I marvel at not just the exquisiteness of the food itself, but the chef’s quiet yet authoritative and friendly nature; he manages to turn the evening into both a reverie and a lively education. While over at Sushi Kashiba there’s the magnificent view and a bit of showmanship among the half-dozen chefs, at Wataru there is little to distract from Kumita and his practiced skill, and only one chef assists him. The room is small, with blonde wood, light colors, and a few well-placed plants and art. Both your eye and your mind are consumed by what lies in front of you: the food.
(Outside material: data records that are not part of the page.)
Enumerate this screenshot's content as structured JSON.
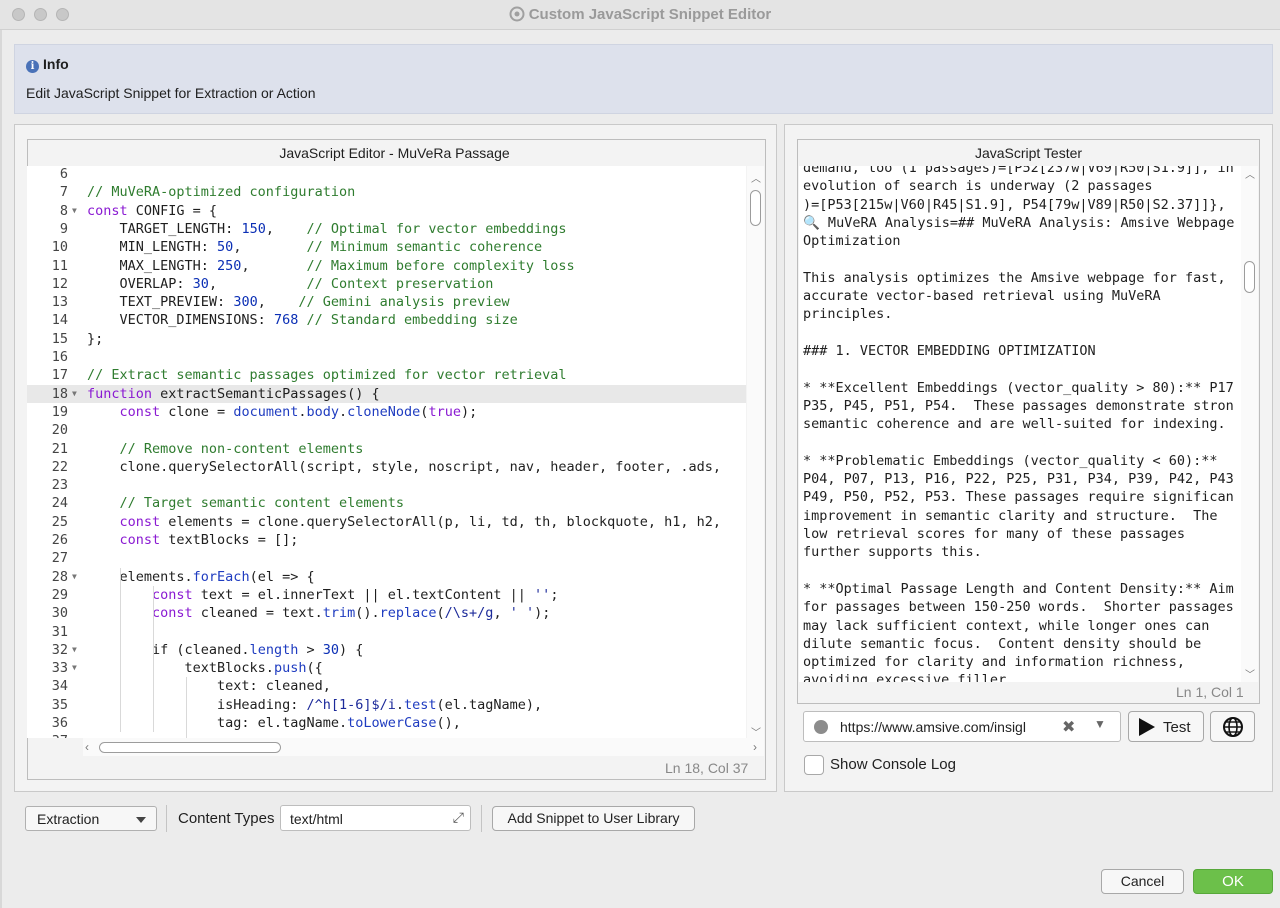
{
  "window": {
    "title": "Custom JavaScript Snippet Editor"
  },
  "info": {
    "heading": "Info",
    "message": "Edit JavaScript Snippet for Extraction or Action"
  },
  "editor": {
    "title": "JavaScript Editor - MuVeRa Passage",
    "status": "Ln 18, Col 37",
    "lines": [
      {
        "n": "6",
        "t": ""
      },
      {
        "n": "7",
        "t": "// MuVeRA-optimized configuration"
      },
      {
        "n": "8",
        "t": "const CONFIG = {",
        "fold": true
      },
      {
        "n": "9",
        "t": "    TARGET_LENGTH: 150,    // Optimal for vector embeddings"
      },
      {
        "n": "10",
        "t": "    MIN_LENGTH: 50,        // Minimum semantic coherence"
      },
      {
        "n": "11",
        "t": "    MAX_LENGTH: 250,       // Maximum before complexity loss"
      },
      {
        "n": "12",
        "t": "    OVERLAP: 30,           // Context preservation"
      },
      {
        "n": "13",
        "t": "    TEXT_PREVIEW: 300,    // Gemini analysis preview"
      },
      {
        "n": "14",
        "t": "    VECTOR_DIMENSIONS: 768 // Standard embedding size"
      },
      {
        "n": "15",
        "t": "};"
      },
      {
        "n": "16",
        "t": ""
      },
      {
        "n": "17",
        "t": "// Extract semantic passages optimized for vector retrieval"
      },
      {
        "n": "18",
        "t": "function extractSemanticPassages() {",
        "fold": true
      },
      {
        "n": "19",
        "t": "    const clone = document.body.cloneNode(true);"
      },
      {
        "n": "20",
        "t": ""
      },
      {
        "n": "21",
        "t": "    // Remove non-content elements"
      },
      {
        "n": "22",
        "t": "    clone.querySelectorAll('script, style, noscript, nav, header, footer, .ads,"
      },
      {
        "n": "23",
        "t": ""
      },
      {
        "n": "24",
        "t": "    // Target semantic content elements"
      },
      {
        "n": "25",
        "t": "    const elements = clone.querySelectorAll('p, li, td, th, blockquote, h1, h2,"
      },
      {
        "n": "26",
        "t": "    const textBlocks = [];"
      },
      {
        "n": "27",
        "t": ""
      },
      {
        "n": "28",
        "t": "    elements.forEach(el => {",
        "fold": true
      },
      {
        "n": "29",
        "t": "        const text = el.innerText || el.textContent || '';"
      },
      {
        "n": "30",
        "t": "        const cleaned = text.trim().replace(/\\s+/g, ' ');"
      },
      {
        "n": "31",
        "t": ""
      },
      {
        "n": "32",
        "t": "        if (cleaned.length > 30) {",
        "fold": true
      },
      {
        "n": "33",
        "t": "            textBlocks.push({",
        "fold": true
      },
      {
        "n": "34",
        "t": "                text: cleaned,"
      },
      {
        "n": "35",
        "t": "                isHeading: /^h[1-6]$/i.test(el.tagName),"
      },
      {
        "n": "36",
        "t": "                tag: el.tagName.toLowerCase(),"
      },
      {
        "n": "37",
        "t": ""
      }
    ]
  },
  "tester": {
    "title": "JavaScript Tester",
    "status": "Ln 1, Col 1",
    "output": [
      "demand, too (1 passages)=[P52[237w|V69|R50|S1.9]], in",
      "evolution of search is underway (2 passages",
      ")=[P53[215w|V60|R45|S1.9], P54[79w|V89|R50|S2.37]]},",
      "🔍 MuVeRA Analysis=## MuVeRA Analysis: Amsive Webpage",
      "Optimization",
      "",
      "This analysis optimizes the Amsive webpage for fast,",
      "accurate vector-based retrieval using MuVeRA",
      "principles.",
      "",
      "### 1. VECTOR EMBEDDING OPTIMIZATION",
      "",
      "* **Excellent Embeddings (vector_quality > 80):** P17",
      "P35, P45, P51, P54.  These passages demonstrate stron",
      "semantic coherence and are well-suited for indexing.",
      "",
      "* **Problematic Embeddings (vector_quality < 60):**",
      "P04, P07, P13, P16, P22, P25, P31, P34, P39, P42, P43",
      "P49, P50, P52, P53. These passages require significan",
      "improvement in semantic clarity and structure.  The",
      "low retrieval scores for many of these passages",
      "further supports this.",
      "",
      "* **Optimal Passage Length and Content Density:** Aim",
      "for passages between 150-250 words.  Shorter passages",
      "may lack sufficient context, while longer ones can",
      "dilute semantic focus.  Content density should be",
      "optimized for clarity and information richness,",
      "avoiding excessive filler"
    ],
    "url": "https://www.amsive.com/insigl",
    "test_label": "Test",
    "console_label": "Show Console Log"
  },
  "toolbar": {
    "type_value": "Extraction",
    "content_types_label": "Content Types",
    "content_types_value": "text/html",
    "add_library_label": "Add Snippet to User Library"
  },
  "dialog": {
    "cancel_label": "Cancel",
    "ok_label": "OK"
  },
  "colors": {
    "ok": "#6cc04a",
    "info_bg": "#dde1ec",
    "keyword": "#8a1ad2",
    "comment": "#2f7c2f",
    "number": "#0b2fb5"
  }
}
We learn that the amount of time a fish marinates in kelp depends on how quickly it absorbs the flavor, which in turn depends on its fat content—so blue tuna from Spain takes two hours compared to 20 minutes for albacore. We discover zuki style, which involves a quick sear followed by a 20-minute marinade in kelp, soy, and sake. We try a part of the fish between the belly and the butt, the tima—medium-fatty with a buttery quality that slowly dissolves into the tongue’s warmth. We are treated to buri, which the chef says is the largest of all the yellowtail tuna, and, finally, as the meal winds down, to sea eel (which in Japan is never served alongside freshwater eel) and uni (always green, not purple, which can be bitter). The two uni aficionados in our little group of six have been waiting patiently for it all night. I have always been a bit of an uni skeptic—not adverse to it, as some are, but simply underwhelmed. But in this lovely bite—one of the only pieces of the evening that comes wrapped in nori—I finally understand why many liken it to a taste of the freshest essence of seawater. I hold its aqueous flavor and soft texture in my mouth a little longer than usual.

The meal ends simply, appropriately, with a slightly sweet tiny egg omelet (tamago) followed by a super-tiny, palate-cleansing burdock root and octopus with shiso leaf that sends us off into the dark night, our bellies full but far from uncomfortable. We’re at once calm and enlivened, like the perfectly balanced pieces of sushi themselves.